Skip to content
GitLab

Dead Letter Queue Management

When a pipeline stage fails after exhausting all retries, the failed event is sent to the dead letter queue (DLQ). The DLQ captures the original event, error context, and metadata needed for investigation and replay. Events in the DLQ are never automatically re-processed — they require explicit operator action.

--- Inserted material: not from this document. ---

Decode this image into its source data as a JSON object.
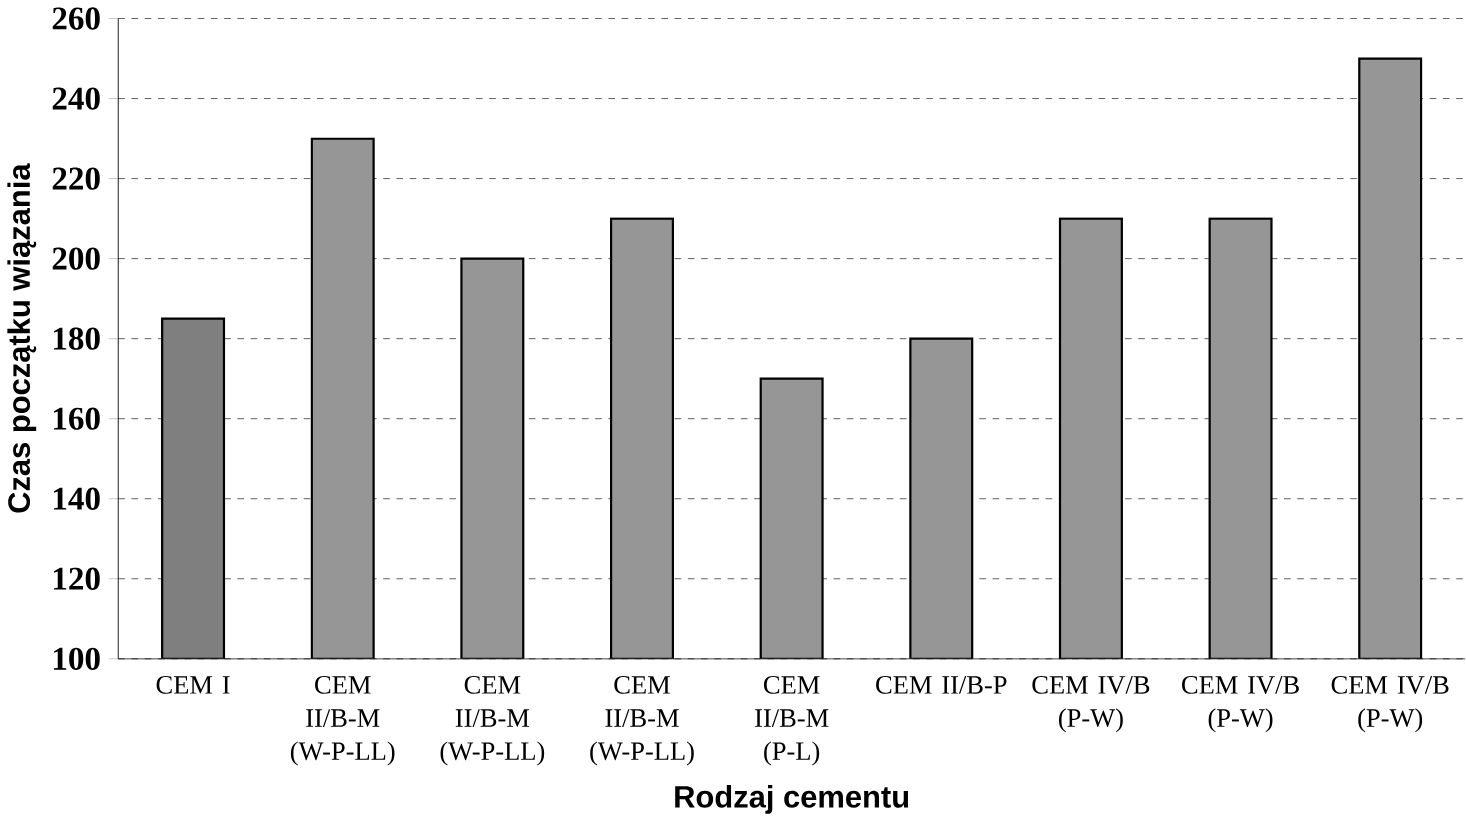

%%{init: {'flowchart': {'curve': 'basis'}}}%%
flowchart TB
    EVENT[Event arrives] --> PROCESS[Process event]
    PROCESS -- success --> DONE[Complete]
    PROCESS -- failure --> RETRY{Retries remaining?}
    RETRY -- yes --> BACKOFF[Exponential backoff]
    BACKOFF --> PROCESS
    RETRY -- no --> DLQ[Dead Letter Queue]
    DLQ --> ALERT[Alert: new DLQ entry]
    DLQ --> INSPECT[Operator inspects]
    INSPECT --> REPLAY[Replay]
    INSPECT --> ACK[Acknowledge]
    INSPECT --> PURGE[Purge]
Failure TypeDLQ Topic SuffixExample
Unparseable event (bad JSON).parse_failureCorrupt message on event bus
Missing required field.parse_failureEvent without product_id
Event for unknown product.correlationStale reference after product deletion
Quality gate failure after max retries.quality_gatePersistent data quality issue
Pipeline runtime error after retries.executionTransform SQL error, resource exhaustion
Event publish failure (outbox).event_publishRedpanda unavailable

Events for unknown topics are logged and dropped, not queued. This prevents unbounded DLQ growth from misconfigured subscriptions.

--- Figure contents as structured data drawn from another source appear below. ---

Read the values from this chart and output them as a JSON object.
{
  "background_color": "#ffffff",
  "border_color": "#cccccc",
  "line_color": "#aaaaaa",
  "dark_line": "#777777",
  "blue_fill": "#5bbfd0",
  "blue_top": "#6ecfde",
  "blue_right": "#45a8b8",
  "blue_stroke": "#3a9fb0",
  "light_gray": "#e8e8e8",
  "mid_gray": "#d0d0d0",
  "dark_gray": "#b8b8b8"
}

Retries happen before DLQ routing. Only retry-exhausted events enter the DLQ.

delay(n) = min(initial_delay * multiplier^n * jitter, max_delay)
n=0: ~30s
n=1: ~60s
n=2: ~120s
n=3: ~240s
n=4: 300s (capped)

Jitter (0-20% random variance) prevents thundering herd when multiple products retry simultaneously.

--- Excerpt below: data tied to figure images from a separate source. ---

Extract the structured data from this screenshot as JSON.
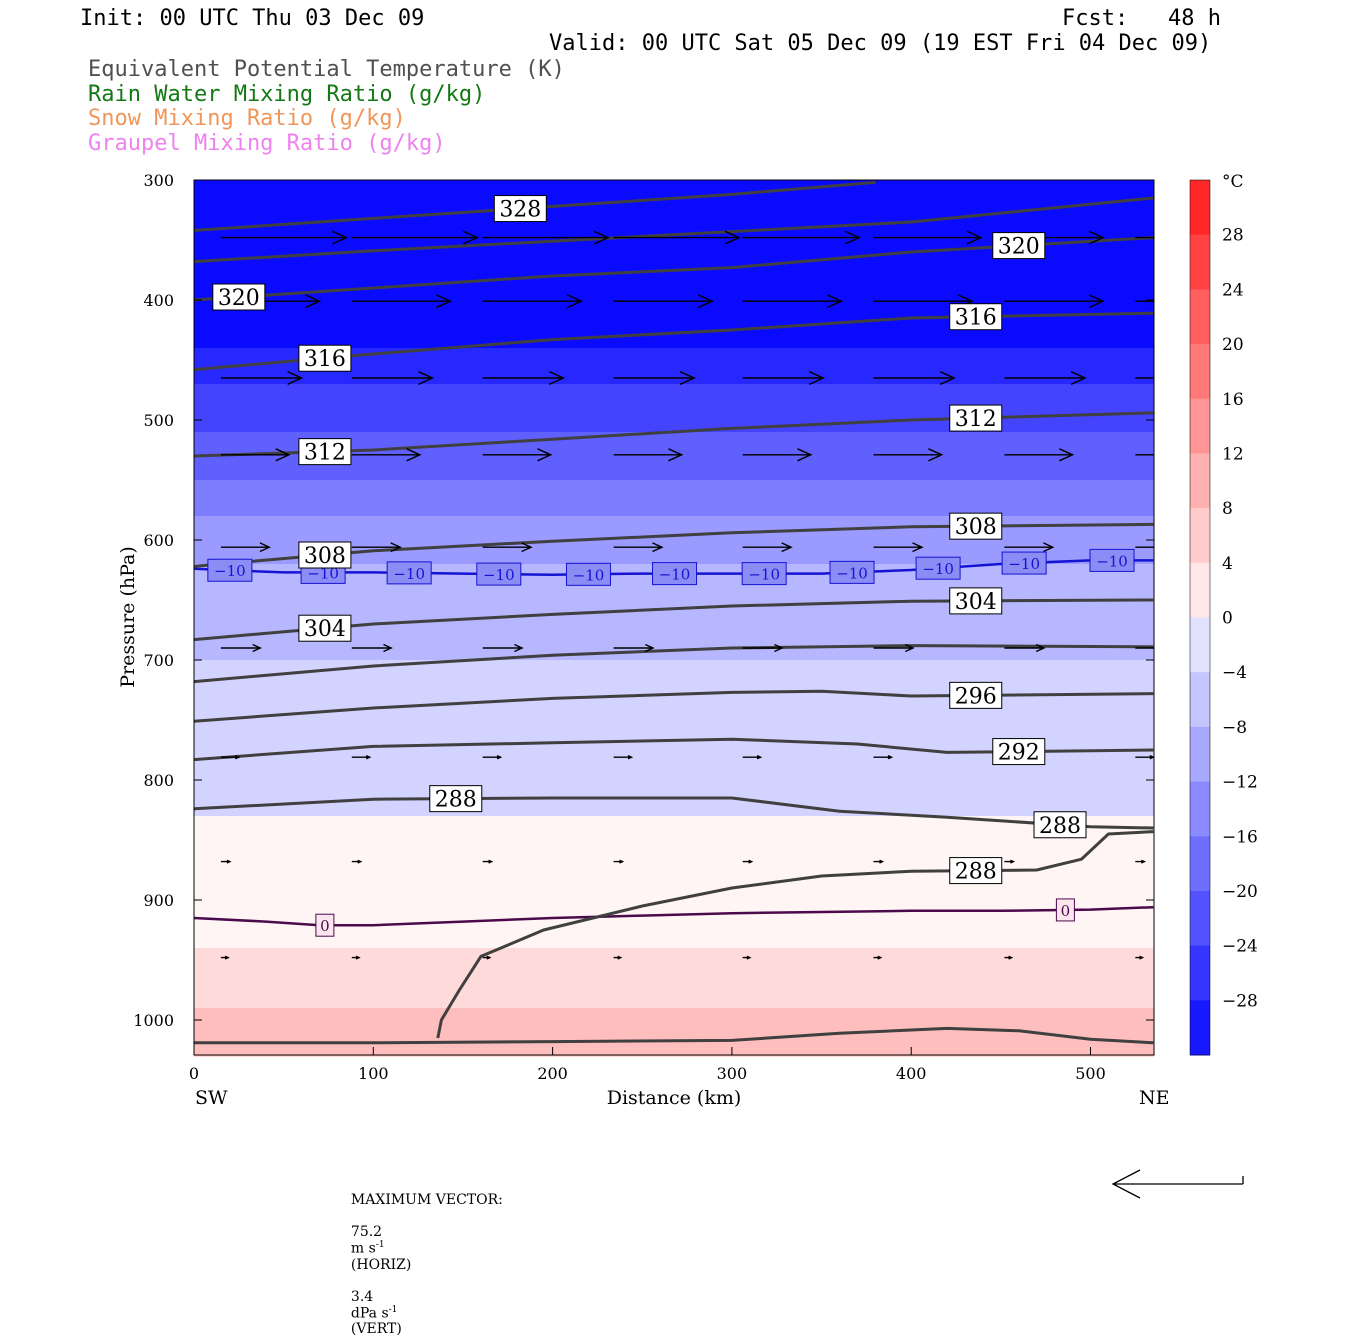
{
  "header": {
    "init": "Init: 00 UTC Thu 03 Dec 09",
    "fcst": "Fcst:   48 h",
    "valid": "Valid: 00 UTC Sat 05 Dec 09 (19 EST Fri 04 Dec 09)"
  },
  "legend": [
    {
      "text": "Equivalent Potential Temperature (K)",
      "color": "#505050"
    },
    {
      "text": "Rain Water Mixing Ratio (g/kg)",
      "color": "#147814"
    },
    {
      "text": "Snow Mixing Ratio (g/kg)",
      "color": "#f0965a"
    },
    {
      "text": "Graupel Mixing Ratio (g/kg)",
      "color": "#ee82ee"
    }
  ],
  "chart_data": {
    "type": "cross-section",
    "xlabel": "Distance (km)",
    "ylabel": "Pressure (hPa)",
    "x_ticks": [
      0,
      100,
      200,
      300,
      400,
      500
    ],
    "xlim": [
      0,
      535
    ],
    "y_ticks": [
      300,
      400,
      500,
      600,
      700,
      800,
      900,
      1000
    ],
    "ylim": [
      300,
      1030
    ],
    "x_end_labels": {
      "left": "SW",
      "right": "NE"
    },
    "colorbar": {
      "unit": "°C",
      "tick_labels": [
        "28",
        "24",
        "20",
        "16",
        "12",
        "8",
        "4",
        "0",
        "−4",
        "−8",
        "−12",
        "−16",
        "−20",
        "−24",
        "−28"
      ],
      "tick_values": [
        28,
        24,
        20,
        16,
        12,
        8,
        4,
        0,
        -4,
        -8,
        -12,
        -16,
        -20,
        -24,
        -28
      ],
      "range": [
        -32,
        32
      ]
    },
    "temperature_isotherms": [
      {
        "value": -10,
        "label": "−10",
        "points": [
          [
            0,
            624
          ],
          [
            50,
            627
          ],
          [
            100,
            627
          ],
          [
            150,
            628
          ],
          [
            200,
            629
          ],
          [
            250,
            628
          ],
          [
            300,
            628
          ],
          [
            350,
            628
          ],
          [
            400,
            625
          ],
          [
            450,
            620
          ],
          [
            500,
            617
          ],
          [
            535,
            617
          ]
        ],
        "label_x": [
          20,
          72,
          120,
          170,
          220,
          268,
          318,
          367,
          415,
          463,
          512
        ]
      },
      {
        "value": 0,
        "label": "0",
        "points": [
          [
            0,
            915
          ],
          [
            40,
            918
          ],
          [
            70,
            921
          ],
          [
            100,
            921
          ],
          [
            150,
            918
          ],
          [
            200,
            915
          ],
          [
            250,
            913
          ],
          [
            300,
            911
          ],
          [
            350,
            910
          ],
          [
            400,
            909
          ],
          [
            450,
            909
          ],
          [
            500,
            908
          ],
          [
            535,
            906
          ]
        ],
        "label_x": [
          73,
          486
        ]
      }
    ],
    "theta_e_contours": [
      {
        "value": 328,
        "points": [
          [
            0,
            342
          ],
          [
            100,
            332
          ],
          [
            200,
            322
          ],
          [
            300,
            312
          ],
          [
            380,
            302
          ]
        ],
        "labels": [
          {
            "x": 182,
            "text": "328"
          }
        ]
      },
      {
        "value": 324,
        "points": [
          [
            0,
            368
          ],
          [
            100,
            359
          ],
          [
            200,
            351
          ],
          [
            300,
            343
          ],
          [
            400,
            335
          ],
          [
            535,
            315
          ]
        ],
        "labels": []
      },
      {
        "value": 320,
        "points": [
          [
            0,
            400
          ],
          [
            100,
            390
          ],
          [
            200,
            380
          ],
          [
            300,
            373
          ],
          [
            400,
            360
          ],
          [
            535,
            348
          ]
        ],
        "labels": [
          {
            "x": 25,
            "text": "320"
          },
          {
            "x": 460,
            "text": "320"
          }
        ]
      },
      {
        "value": 316,
        "points": [
          [
            0,
            458
          ],
          [
            100,
            445
          ],
          [
            200,
            433
          ],
          [
            300,
            425
          ],
          [
            400,
            415
          ],
          [
            535,
            411
          ]
        ],
        "labels": [
          {
            "x": 73,
            "text": "316"
          },
          {
            "x": 436,
            "text": "316"
          }
        ]
      },
      {
        "value": 312,
        "points": [
          [
            0,
            530
          ],
          [
            100,
            525
          ],
          [
            200,
            516
          ],
          [
            300,
            507
          ],
          [
            400,
            500
          ],
          [
            535,
            494
          ]
        ],
        "labels": [
          {
            "x": 73,
            "text": "312"
          },
          {
            "x": 436,
            "text": "312"
          }
        ]
      },
      {
        "value": 308,
        "points": [
          [
            0,
            622
          ],
          [
            100,
            609
          ],
          [
            200,
            601
          ],
          [
            300,
            594
          ],
          [
            400,
            589
          ],
          [
            535,
            587
          ]
        ],
        "labels": [
          {
            "x": 73,
            "text": "308"
          },
          {
            "x": 436,
            "text": "308"
          }
        ]
      },
      {
        "value": 304,
        "points": [
          [
            0,
            683
          ],
          [
            100,
            670
          ],
          [
            200,
            662
          ],
          [
            300,
            655
          ],
          [
            400,
            651
          ],
          [
            535,
            650
          ]
        ],
        "labels": [
          {
            "x": 73,
            "text": "304"
          },
          {
            "x": 436,
            "text": "304"
          }
        ]
      },
      {
        "value": 300,
        "points": [
          [
            0,
            718
          ],
          [
            100,
            705
          ],
          [
            200,
            696
          ],
          [
            300,
            690
          ],
          [
            400,
            688
          ],
          [
            535,
            689
          ]
        ],
        "labels": []
      },
      {
        "value": 296,
        "points": [
          [
            0,
            751
          ],
          [
            100,
            740
          ],
          [
            200,
            732
          ],
          [
            300,
            727
          ],
          [
            350,
            726
          ],
          [
            400,
            730
          ],
          [
            535,
            728
          ]
        ],
        "labels": [
          {
            "x": 436,
            "text": "296"
          }
        ]
      },
      {
        "value": 292,
        "points": [
          [
            0,
            783
          ],
          [
            100,
            772
          ],
          [
            200,
            769
          ],
          [
            300,
            766
          ],
          [
            370,
            770
          ],
          [
            420,
            777
          ],
          [
            535,
            775
          ]
        ],
        "labels": [
          {
            "x": 460,
            "text": "292"
          }
        ]
      },
      {
        "value": 288,
        "points": [
          [
            0,
            824
          ],
          [
            100,
            816
          ],
          [
            200,
            815
          ],
          [
            300,
            815
          ],
          [
            360,
            826
          ],
          [
            420,
            831
          ],
          [
            500,
            839
          ],
          [
            535,
            840
          ]
        ],
        "labels": [
          {
            "x": 146,
            "text": "288"
          },
          {
            "x": 483,
            "text": "288"
          }
        ]
      },
      {
        "value": 288,
        "points": [
          [
            136,
            1015
          ],
          [
            138,
            1000
          ],
          [
            148,
            975
          ],
          [
            160,
            947
          ],
          [
            195,
            925
          ],
          [
            250,
            905
          ],
          [
            300,
            890
          ],
          [
            350,
            880
          ],
          [
            400,
            876
          ],
          [
            470,
            875
          ],
          [
            495,
            866
          ],
          [
            510,
            845
          ],
          [
            535,
            843
          ]
        ],
        "labels": [
          {
            "x": 436,
            "text": "288"
          }
        ]
      },
      {
        "value": 284,
        "points": [
          [
            0,
            1019
          ],
          [
            100,
            1019
          ],
          [
            200,
            1018
          ],
          [
            300,
            1017
          ],
          [
            360,
            1011
          ],
          [
            420,
            1007
          ],
          [
            460,
            1009
          ],
          [
            500,
            1016
          ],
          [
            535,
            1019
          ]
        ],
        "labels": []
      }
    ],
    "wind_vectors": {
      "levels": [
        {
          "p": 348,
          "dx": [
            70,
            70,
            70,
            70,
            65,
            60,
            55,
            50
          ]
        },
        {
          "p": 401,
          "dx": [
            55,
            55,
            55,
            55,
            55,
            55,
            55,
            55
          ]
        },
        {
          "p": 465,
          "dx": [
            45,
            45,
            45,
            45,
            45,
            45,
            45,
            45
          ]
        },
        {
          "p": 529,
          "dx": [
            38,
            38,
            38,
            38,
            38,
            38,
            38,
            38
          ]
        },
        {
          "p": 606,
          "dx": [
            27,
            27,
            27,
            27,
            27,
            27,
            27,
            27
          ]
        },
        {
          "p": 690,
          "dx": [
            22,
            22,
            22,
            22,
            22,
            22,
            22,
            22
          ]
        },
        {
          "p": 781,
          "dx": [
            10,
            10,
            10,
            10,
            10,
            10,
            10,
            10
          ]
        },
        {
          "p": 868,
          "dx": [
            5,
            5,
            5,
            5,
            5,
            5,
            5,
            5
          ]
        },
        {
          "p": 948,
          "dx": [
            4,
            4,
            4,
            4,
            4,
            4,
            4,
            4
          ]
        }
      ],
      "x": [
        15,
        88,
        161,
        234,
        306,
        379,
        452,
        525
      ]
    },
    "max_vector": {
      "label": "MAXIMUM VECTOR:",
      "horiz_value": "75.2",
      "horiz_unit": "m s",
      "horiz_exp": "-1",
      "horiz_tag": "(HORIZ)",
      "vert_value": "3.4",
      "vert_unit": "dPa s",
      "vert_exp": "-1",
      "vert_tag": "(VERT)"
    }
  }
}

CategoryFailure TypesBehavior
Retryableruntime_error, quality_gate_failure, transient_io_error, iceberg_write_failureRetry with backoff, then DLQ
Non-retryableschema_mismatch, permission_denied, missing_input_location, authentication_errorSent directly to DLQ (no retry)

Non-retryable failures skip the retry loop entirely — retrying a permission error will never succeed.

Terminal window
# List all DLQ entries across products
akili dlq list
# Filter by product
akili dlq list --product daily-orders
# As JSON for scripting
akili dlq list --json

Output columns:

ColumnDescription
idDLQ entry identifier
productAffected product name
stageWhere the failure occurred (parse, correlation, execution, quality_gate)
errorError message summary
created_atWhen the entry was created
retry_countNumber of retries attempted before DLQ
Terminal window
# Get full details including the original event payload
akili dlq get dlq-entry-abc123
# As JSON
akili dlq get dlq-entry-abc123 --json

The detail view includes:

  • Original event payload (the data that failed)
  • Full error message and stack trace
  • Retry history (timestamp and error for each attempt)
  • Correlation ID for tracing related events
Terminal window
# Replay a single DLQ entry
akili dlq replay dlq-entry-abc123
# Replay using the current product version (not the version that failed)
akili dlq replay dlq-entry-abc123 --use-current-version

When replayed:

  • The event is re-injected at the stage where it originally failed
  • A new event_id is assigned to avoid deduplication rejection
  • The original correlation_id is preserved for end-to-end tracing
  • The DLQ entry is marked as replayed
Terminal window
# Replay multiple entries
akili dlq replay-batch dlq-entry-1 dlq-entry-2 dlq-entry-3
# Batch replay with current version
akili dlq replay-batch dlq-entry-1 dlq-entry-2 --use-current-version

After investigation, purge entries that do not need replay:

Terminal window
akili dlq purge dlq-entry-abc123

Purge all entries older than a specified number of days:

Terminal window
# Purge entries older than 30 days (requires --confirm)
akili dlq purge-all --older-than-days 30 --confirm

If a product fails N consecutive execution windows, the circuit breaker opens to prevent further resource waste:

CLOSED (normal)
--> On failure: increment counter
--> If counter >= 5: transition to OPEN
OPEN (broken)
--> Skip all executions for this product
--> Alert: circuit_breaker opened
--> After 300s: transition to HALF_OPEN
HALF_OPEN (testing)
--> Allow 1 execution through
--> Success: transition to CLOSED
--> Failure: transition to OPEN

When the circuit breaker is open, new events for the product are sent directly to the DLQ without attempting execution.

A typical DLQ investigation follows these steps:

  1. Alert received — DLQ monitor detects a new entry and sends notification
  2. Inspect the entryakili dlq get <id> to see the error and payload
  3. Identify root cause:
    • Schema mismatch? Update the input schema or source
    • Transform error? Fix the SQL/Python and redeploy
    • Transient failure? Replay the event directly
    • Quality gate? Adjust thresholds or fix upstream data
  4. Fix and replay — Fix the root cause, then akili dlq replay <id>
  5. Verify — Check that the replayed event completes successfully
  6. Purge remaining — Clean up acknowledged entries
Terminal window
# Check overall platform status (includes DLQ health)
akili status
# Check product-specific execution health
akili run list daily-orders
# View governance SLA (DLQ entries may indicate SLA risk)
akili governance sla daily-orders